The Einstein Cross gravitational lens 2237+030

Surely the most spectacular of the 12 or so well-attested instances of gravitationally lensed quasars involves a QSO and foreground galaxy, each of which is known only by its coordinate designation 2237+030 (one prefaced by Q, the other by ZW for the Zwicky catalog in which it was first listed). This system was discovered in the course of the redshift survey carried out at Mt. Hopkins by the Center for Astrophysics, resulting in observation of an unexceptional 15th magnitude galaxy (with a redshift z=0.0394) whose nucleus showed the spectrum of a high-redshift quasar (z=1.695). Higher-resolution images, from the best ground-based sites, later showed the configuration that came to be called the Einstein cross - four QSO images arrayed around the nucleus of the low-redshift galaxy.

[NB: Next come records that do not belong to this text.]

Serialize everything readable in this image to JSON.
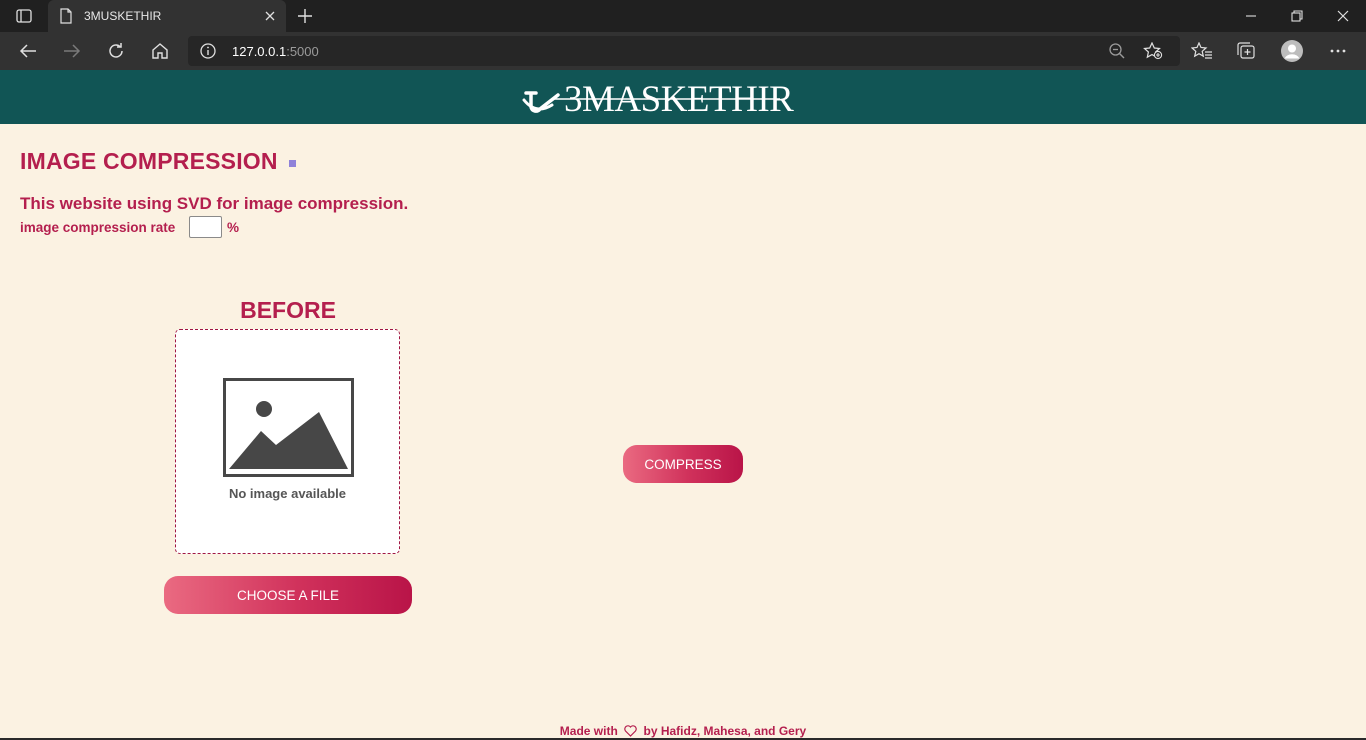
{
  "browser": {
    "tab_title": "3MUSKETHIR",
    "url_host": "127.0.0.1",
    "url_port": ":5000"
  },
  "header": {
    "logo_text": "3MASKETHIR"
  },
  "main": {
    "title": "IMAGE COMPRESSION",
    "subtitle": "This website using SVD for image compression.",
    "rate_label": "image compression rate",
    "rate_value": "",
    "rate_unit": "%",
    "before_label": "BEFORE",
    "placeholder_caption": "No image available",
    "choose_button": "CHOOSE A FILE",
    "compress_button": "COMPRESS"
  },
  "footer": {
    "prefix": "Made with",
    "suffix": "by Hafidz, Mahesa, and Gery"
  },
  "colors": {
    "header_bg": "#115555",
    "page_bg": "#fbf2e2",
    "accent": "#b41f4e",
    "title_dot": "#8f82d9"
  },
  "icons": [
    "tab-actions-icon",
    "page-icon",
    "close-icon",
    "plus-icon",
    "minimize-icon",
    "restore-icon",
    "back-icon",
    "forward-icon",
    "refresh-icon",
    "home-icon",
    "info-icon",
    "zoom-out-icon",
    "add-favorite-icon",
    "favorites-icon",
    "collections-icon",
    "profile-icon",
    "more-icon",
    "image-placeholder-icon",
    "heart-icon"
  ]
}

It is especially remarkable that the quasar light suffers very little reddening from interstellar dust while passing so deeply through the foreground spiral; comparison with radio observations indicates that only one image, the faintest, shows evidence for measurable dust absorption. The alignment between the QSO and the galaxy is remarkable; models show that the QSO would appear within 0.05 arcsecond of where we see the galaxy's nucleus, if we could remove the galaxy's gravitational effect.

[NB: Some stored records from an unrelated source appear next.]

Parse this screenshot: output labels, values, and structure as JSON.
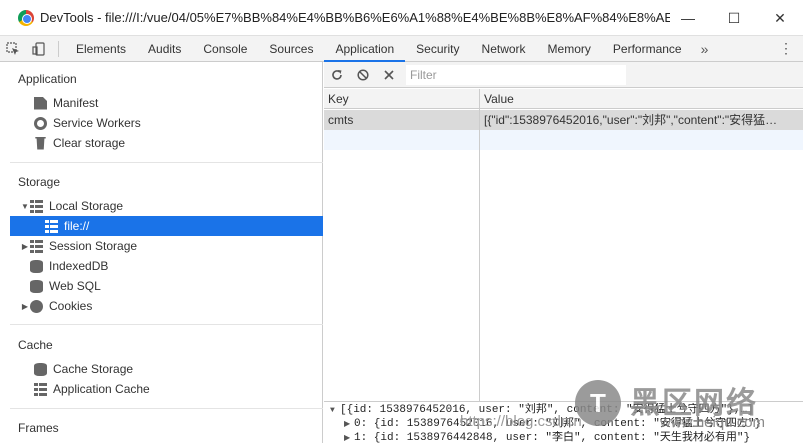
{
  "window": {
    "title": "DevTools - file:///I:/vue/04/05%E7%BB%84%E4%BB%B6%E6%A1%88%E4%BE%8B%E8%AF%84%E8%AE%BA...",
    "minimize": "—",
    "maximize": "☐",
    "close": "✕"
  },
  "tabs": [
    "Elements",
    "Audits",
    "Console",
    "Sources",
    "Application",
    "Security",
    "Network",
    "Memory",
    "Performance"
  ],
  "tabs_more": "»",
  "sidebar": {
    "application_head": "Application",
    "application_items": [
      "Manifest",
      "Service Workers",
      "Clear storage"
    ],
    "storage_head": "Storage",
    "local_storage": "Local Storage",
    "local_child": "file://",
    "session_storage": "Session Storage",
    "indexeddb": "IndexedDB",
    "websql": "Web SQL",
    "cookies": "Cookies",
    "cache_head": "Cache",
    "cache_storage": "Cache Storage",
    "app_cache": "Application Cache",
    "frames_head": "Frames"
  },
  "toolbar": {
    "filter_placeholder": "Filter"
  },
  "table": {
    "col_key": "Key",
    "col_value": "Value",
    "rows": [
      {
        "key": "cmts",
        "value": "[{\"id\":1538976452016,\"user\":\"刘邦\",\"content\":\"安得猛…"
      }
    ]
  },
  "preview": {
    "line0": "[{id: 1538976452016, user: \"刘邦\", content: \"安得猛士兮守四方\"},…]",
    "line1": "0: {id: 1538976452016, user: \"刘邦\", content: \"安得猛士兮守四方\"}",
    "line2": "1: {id: 1538976442848, user: \"李白\", content: \"天生我材必有用\"}"
  },
  "watermark": {
    "logo_glyph": "T",
    "title": "黑区网络",
    "url": "https://blog.csdn.n",
    "url2": "www.heiqu.com"
  }
}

The image of the Einstein Cross is a composite of 5 WFPC2 images in the V band (5400 A), with exposures from 200-800 seconds, obtained under the instrument team's observing program with Westphal as PI. In orientation, celestial north is about 35 degrees counterclockwise from vertical. I tried to add color information from near-UV HST images (which show only the core of the galaxy), but the results were no more informative than this black-and-white depiction. The QSO images are notably bluer than the galaxy, but that's hard to see for bright sources against a much fainter background. The image is displayed logarithmically, so that the nucleus and QSO images can be distinguished along with the much fainter bar and spiral arms.